Segundo o Corpo de Guardiões da Revolução Islâmica (IRGC) do Irã, quatro mísseis balísticos foram lançados contra a embarcação neste domingo e teriam atingido o porta-aviões.
Responsável por operações militares na Ásia Central e no Oriente Médio, o Comando Central dos Estados Unidos (Centcom) publicou imagens de caças decolando do navio em suas redes sociais e afirmou que os mísseis “não chegaram nem perto”.
“O Lincoln continua lançando aeronaves em apoio à campanha incansável do Centcom para defender o povo americano, eliminando ameaças do regime iraniano”, diz texto divulgado nas redes sociais.
O Centcom também informou que três militares do país morreram e cinco tiveram ferimentos graves durante os ataques ao Irã. “Vários outros” se feriram sem gravidade e devem retornar ao conflito.
Guerra
Estados Unidos e Israel bombardearam diversos alvos em território iraniano, causando centenas de mortes, incluindo autoridades do país. Entre os mortos está o líder supremo do país, aiatolá Ali Khamenei.

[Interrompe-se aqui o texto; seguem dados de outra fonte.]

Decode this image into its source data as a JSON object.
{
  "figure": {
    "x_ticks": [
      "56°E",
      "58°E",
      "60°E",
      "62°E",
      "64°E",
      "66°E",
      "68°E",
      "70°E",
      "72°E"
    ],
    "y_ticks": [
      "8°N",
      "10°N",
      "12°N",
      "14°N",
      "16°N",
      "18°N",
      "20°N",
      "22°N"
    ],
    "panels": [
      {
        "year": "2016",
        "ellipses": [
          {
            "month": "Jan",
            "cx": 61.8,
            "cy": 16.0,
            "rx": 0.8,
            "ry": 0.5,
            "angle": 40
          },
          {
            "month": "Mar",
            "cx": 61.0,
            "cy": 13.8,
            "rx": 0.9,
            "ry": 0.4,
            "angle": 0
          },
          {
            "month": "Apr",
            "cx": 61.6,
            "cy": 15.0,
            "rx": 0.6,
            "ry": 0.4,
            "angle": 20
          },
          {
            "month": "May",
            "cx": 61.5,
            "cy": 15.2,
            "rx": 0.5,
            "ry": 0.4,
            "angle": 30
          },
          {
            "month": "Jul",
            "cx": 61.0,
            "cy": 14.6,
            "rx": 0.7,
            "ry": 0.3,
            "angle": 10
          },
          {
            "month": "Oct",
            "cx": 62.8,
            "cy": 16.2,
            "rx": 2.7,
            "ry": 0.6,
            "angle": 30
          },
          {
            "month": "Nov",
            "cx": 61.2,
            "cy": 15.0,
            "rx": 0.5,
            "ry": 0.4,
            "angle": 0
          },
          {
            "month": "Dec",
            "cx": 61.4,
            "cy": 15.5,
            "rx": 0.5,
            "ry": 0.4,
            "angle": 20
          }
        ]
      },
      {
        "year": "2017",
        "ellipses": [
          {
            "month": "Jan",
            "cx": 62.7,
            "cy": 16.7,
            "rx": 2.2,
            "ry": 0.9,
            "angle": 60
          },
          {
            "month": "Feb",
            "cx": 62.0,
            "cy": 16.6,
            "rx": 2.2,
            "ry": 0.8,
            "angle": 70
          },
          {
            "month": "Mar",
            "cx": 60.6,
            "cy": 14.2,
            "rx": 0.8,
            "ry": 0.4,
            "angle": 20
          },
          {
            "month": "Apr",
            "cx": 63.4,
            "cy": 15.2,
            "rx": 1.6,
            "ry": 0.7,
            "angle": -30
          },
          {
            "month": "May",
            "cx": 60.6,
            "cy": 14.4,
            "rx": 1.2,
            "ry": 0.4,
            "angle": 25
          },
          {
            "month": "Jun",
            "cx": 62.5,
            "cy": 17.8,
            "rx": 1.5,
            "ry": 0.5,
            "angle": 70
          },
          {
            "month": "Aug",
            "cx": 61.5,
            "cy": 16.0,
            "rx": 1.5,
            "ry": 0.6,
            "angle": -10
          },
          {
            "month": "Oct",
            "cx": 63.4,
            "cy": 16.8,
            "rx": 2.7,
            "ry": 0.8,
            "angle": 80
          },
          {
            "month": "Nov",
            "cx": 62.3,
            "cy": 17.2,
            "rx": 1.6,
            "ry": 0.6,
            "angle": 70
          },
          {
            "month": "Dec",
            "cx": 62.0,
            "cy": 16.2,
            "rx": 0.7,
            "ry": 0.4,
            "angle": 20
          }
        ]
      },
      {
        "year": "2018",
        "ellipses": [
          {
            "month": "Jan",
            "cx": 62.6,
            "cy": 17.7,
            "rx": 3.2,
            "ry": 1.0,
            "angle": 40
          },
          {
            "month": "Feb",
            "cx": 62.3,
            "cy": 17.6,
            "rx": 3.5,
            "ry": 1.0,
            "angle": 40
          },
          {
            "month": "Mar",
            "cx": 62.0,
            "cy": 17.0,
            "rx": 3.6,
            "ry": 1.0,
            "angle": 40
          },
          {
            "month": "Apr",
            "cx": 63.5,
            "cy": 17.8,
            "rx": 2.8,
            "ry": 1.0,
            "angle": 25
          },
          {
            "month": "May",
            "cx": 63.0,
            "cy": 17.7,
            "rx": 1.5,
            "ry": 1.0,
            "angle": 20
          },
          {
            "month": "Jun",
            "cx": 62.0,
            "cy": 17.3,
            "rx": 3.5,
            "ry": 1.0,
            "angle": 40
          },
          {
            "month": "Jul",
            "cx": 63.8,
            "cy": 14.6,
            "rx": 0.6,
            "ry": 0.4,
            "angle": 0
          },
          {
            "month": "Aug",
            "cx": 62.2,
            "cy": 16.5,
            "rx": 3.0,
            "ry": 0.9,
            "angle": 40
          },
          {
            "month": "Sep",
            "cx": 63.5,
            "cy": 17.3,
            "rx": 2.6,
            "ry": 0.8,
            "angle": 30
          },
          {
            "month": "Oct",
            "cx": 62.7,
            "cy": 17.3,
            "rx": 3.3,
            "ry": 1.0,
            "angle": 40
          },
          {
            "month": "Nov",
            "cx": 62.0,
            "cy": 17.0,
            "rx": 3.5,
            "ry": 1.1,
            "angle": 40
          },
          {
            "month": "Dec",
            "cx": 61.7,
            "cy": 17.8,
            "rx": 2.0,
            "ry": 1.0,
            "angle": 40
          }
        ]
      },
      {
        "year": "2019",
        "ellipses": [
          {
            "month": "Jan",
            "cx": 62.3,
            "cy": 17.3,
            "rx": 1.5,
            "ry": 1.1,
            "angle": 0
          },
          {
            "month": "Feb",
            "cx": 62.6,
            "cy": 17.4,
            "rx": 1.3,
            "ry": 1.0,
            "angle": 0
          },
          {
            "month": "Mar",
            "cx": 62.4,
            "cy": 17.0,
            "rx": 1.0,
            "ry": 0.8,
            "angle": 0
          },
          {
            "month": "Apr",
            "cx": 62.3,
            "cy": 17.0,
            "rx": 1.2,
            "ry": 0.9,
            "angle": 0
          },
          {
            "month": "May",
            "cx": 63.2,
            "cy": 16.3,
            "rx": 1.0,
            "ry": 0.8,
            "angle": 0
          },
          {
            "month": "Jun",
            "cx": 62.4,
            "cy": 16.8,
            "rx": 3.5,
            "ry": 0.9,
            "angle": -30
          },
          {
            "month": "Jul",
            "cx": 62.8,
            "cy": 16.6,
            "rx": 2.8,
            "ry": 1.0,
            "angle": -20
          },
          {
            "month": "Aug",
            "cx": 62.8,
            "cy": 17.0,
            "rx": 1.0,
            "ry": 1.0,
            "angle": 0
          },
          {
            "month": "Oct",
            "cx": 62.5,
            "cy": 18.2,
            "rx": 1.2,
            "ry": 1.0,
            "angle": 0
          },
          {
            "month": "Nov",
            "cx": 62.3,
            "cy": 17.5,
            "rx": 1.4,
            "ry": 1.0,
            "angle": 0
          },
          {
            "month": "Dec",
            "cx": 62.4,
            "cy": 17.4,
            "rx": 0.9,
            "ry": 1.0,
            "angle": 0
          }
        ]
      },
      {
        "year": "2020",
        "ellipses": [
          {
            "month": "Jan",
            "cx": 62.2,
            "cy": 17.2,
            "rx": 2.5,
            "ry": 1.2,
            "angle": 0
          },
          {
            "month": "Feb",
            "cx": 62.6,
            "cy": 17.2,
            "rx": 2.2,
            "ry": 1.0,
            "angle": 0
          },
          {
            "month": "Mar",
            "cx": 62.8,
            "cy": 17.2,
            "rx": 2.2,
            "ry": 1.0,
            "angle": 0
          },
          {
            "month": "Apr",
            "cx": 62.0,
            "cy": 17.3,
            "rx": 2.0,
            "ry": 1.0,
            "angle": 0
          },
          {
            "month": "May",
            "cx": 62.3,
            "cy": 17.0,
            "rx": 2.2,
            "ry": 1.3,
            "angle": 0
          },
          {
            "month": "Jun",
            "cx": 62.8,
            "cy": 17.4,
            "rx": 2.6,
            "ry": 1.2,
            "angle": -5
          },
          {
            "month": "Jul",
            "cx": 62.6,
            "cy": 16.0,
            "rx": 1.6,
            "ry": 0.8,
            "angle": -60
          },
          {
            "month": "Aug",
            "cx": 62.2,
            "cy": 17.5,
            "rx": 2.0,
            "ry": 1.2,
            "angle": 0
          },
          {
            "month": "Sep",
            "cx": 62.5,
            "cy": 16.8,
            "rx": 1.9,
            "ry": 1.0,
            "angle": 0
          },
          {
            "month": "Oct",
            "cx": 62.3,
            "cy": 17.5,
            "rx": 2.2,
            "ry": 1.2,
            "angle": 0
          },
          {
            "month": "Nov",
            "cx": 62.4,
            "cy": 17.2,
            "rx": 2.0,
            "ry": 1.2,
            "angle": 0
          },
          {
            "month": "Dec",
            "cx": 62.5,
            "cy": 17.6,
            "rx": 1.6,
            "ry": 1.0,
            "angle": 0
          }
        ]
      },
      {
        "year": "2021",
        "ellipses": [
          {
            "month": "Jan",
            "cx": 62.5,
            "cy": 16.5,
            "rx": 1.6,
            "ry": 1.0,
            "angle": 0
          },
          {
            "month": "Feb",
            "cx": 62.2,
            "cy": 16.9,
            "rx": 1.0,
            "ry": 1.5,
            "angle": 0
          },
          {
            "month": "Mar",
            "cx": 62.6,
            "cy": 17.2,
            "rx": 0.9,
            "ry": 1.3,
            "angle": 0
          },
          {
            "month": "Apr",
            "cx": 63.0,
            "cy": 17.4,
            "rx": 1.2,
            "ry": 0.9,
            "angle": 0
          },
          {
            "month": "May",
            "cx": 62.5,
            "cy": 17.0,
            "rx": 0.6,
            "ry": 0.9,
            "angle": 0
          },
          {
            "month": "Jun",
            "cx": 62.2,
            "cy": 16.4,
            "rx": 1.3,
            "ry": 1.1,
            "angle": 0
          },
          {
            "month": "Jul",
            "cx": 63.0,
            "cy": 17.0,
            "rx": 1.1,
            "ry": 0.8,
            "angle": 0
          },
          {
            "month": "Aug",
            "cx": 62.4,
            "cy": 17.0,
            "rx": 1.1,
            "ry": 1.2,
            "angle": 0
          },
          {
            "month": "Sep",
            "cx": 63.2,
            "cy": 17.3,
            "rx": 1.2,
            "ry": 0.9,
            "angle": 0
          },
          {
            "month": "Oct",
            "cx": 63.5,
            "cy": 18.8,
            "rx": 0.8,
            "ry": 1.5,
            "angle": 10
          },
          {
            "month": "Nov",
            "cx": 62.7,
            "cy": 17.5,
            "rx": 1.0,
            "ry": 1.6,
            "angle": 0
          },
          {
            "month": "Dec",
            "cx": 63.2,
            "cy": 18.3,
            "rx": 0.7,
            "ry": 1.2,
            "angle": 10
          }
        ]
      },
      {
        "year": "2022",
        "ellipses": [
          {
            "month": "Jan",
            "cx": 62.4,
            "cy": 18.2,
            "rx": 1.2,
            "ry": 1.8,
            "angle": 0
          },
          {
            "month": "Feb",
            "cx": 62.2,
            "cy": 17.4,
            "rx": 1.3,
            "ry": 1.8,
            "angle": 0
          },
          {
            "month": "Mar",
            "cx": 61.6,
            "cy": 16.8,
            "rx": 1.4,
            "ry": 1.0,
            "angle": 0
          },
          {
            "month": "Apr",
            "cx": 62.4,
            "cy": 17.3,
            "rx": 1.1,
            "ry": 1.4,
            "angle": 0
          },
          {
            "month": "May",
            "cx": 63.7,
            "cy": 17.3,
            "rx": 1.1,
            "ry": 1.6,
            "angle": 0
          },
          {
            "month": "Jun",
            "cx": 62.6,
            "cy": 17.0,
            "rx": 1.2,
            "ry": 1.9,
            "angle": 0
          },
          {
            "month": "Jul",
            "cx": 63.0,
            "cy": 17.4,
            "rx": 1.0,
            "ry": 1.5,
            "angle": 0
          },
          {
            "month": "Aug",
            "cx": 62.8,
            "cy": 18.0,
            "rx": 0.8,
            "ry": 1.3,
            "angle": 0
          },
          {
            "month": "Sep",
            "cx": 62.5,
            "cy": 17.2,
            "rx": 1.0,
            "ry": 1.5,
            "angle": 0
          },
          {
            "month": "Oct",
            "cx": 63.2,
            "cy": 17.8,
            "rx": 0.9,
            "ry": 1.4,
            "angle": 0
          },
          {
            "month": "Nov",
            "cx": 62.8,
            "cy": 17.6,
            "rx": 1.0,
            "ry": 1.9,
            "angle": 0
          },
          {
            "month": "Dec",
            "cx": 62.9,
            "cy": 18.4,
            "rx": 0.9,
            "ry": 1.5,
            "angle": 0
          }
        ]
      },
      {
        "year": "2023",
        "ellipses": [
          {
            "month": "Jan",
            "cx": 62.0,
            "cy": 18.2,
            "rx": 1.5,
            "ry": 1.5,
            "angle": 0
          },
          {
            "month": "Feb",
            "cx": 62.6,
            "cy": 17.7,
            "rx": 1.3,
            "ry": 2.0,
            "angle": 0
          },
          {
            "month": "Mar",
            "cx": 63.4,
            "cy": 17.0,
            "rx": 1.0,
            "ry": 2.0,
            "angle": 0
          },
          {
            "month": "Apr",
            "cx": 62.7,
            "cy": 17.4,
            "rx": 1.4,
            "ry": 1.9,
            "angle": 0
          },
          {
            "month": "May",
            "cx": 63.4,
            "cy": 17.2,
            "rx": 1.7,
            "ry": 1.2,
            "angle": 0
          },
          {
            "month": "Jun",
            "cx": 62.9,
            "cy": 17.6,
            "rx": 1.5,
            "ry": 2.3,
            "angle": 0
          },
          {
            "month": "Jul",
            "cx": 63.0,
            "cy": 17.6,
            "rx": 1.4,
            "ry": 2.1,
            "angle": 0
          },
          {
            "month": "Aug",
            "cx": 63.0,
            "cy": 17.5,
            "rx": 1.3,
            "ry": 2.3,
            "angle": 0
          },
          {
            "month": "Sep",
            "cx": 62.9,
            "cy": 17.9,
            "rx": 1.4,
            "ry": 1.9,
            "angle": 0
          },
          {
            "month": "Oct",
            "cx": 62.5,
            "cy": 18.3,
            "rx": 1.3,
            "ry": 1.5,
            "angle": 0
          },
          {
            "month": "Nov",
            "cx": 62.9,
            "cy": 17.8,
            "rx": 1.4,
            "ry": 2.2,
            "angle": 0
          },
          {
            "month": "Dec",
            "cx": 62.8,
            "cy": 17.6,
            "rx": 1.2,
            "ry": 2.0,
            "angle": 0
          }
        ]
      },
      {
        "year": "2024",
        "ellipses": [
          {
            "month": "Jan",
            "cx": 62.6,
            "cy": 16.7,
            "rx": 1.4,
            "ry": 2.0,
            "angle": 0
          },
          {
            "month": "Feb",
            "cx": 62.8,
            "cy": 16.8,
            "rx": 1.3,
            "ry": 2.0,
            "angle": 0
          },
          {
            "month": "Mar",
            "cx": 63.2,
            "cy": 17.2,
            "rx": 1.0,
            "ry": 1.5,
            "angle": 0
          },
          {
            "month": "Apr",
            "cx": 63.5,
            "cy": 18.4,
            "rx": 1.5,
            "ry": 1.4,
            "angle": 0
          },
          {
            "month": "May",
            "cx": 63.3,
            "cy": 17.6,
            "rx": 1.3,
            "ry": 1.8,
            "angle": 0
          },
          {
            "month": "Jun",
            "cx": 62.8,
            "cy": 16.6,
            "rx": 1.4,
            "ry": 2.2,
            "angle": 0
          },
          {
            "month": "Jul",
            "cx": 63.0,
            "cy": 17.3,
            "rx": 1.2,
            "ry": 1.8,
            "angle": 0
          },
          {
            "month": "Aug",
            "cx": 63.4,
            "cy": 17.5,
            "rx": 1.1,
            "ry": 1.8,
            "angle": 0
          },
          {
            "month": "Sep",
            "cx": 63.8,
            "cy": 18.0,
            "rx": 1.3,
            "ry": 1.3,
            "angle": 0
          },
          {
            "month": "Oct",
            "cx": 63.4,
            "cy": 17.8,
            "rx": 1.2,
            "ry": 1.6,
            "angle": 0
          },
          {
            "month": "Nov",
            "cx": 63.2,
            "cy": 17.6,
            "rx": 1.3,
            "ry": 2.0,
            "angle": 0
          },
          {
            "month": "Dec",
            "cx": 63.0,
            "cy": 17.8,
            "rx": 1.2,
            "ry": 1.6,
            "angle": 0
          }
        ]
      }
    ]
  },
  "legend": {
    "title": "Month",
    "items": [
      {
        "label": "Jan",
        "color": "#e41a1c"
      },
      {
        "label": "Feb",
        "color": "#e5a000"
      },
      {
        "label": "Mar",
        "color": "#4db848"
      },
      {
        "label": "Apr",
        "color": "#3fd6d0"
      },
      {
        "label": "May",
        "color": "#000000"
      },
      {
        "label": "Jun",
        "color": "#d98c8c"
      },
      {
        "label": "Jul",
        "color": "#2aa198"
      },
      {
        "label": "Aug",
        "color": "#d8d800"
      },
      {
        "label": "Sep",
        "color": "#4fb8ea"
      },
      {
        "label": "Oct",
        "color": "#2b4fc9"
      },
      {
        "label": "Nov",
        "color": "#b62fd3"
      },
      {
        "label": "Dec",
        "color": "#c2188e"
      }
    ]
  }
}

Também neste domingo (1º), foi anunciada a formação de um órgão colegiado para substituir Khamenei. Segundo informou o jornal estatal Tehran Times, o conselho é composto pelos chefes do Executivo, presidente Masoud Pezeshkian; do Judiciário, Gholam Hossein Mohseni Ejeie; e do Parlamento, Mohammad Bagher Ghalibaf.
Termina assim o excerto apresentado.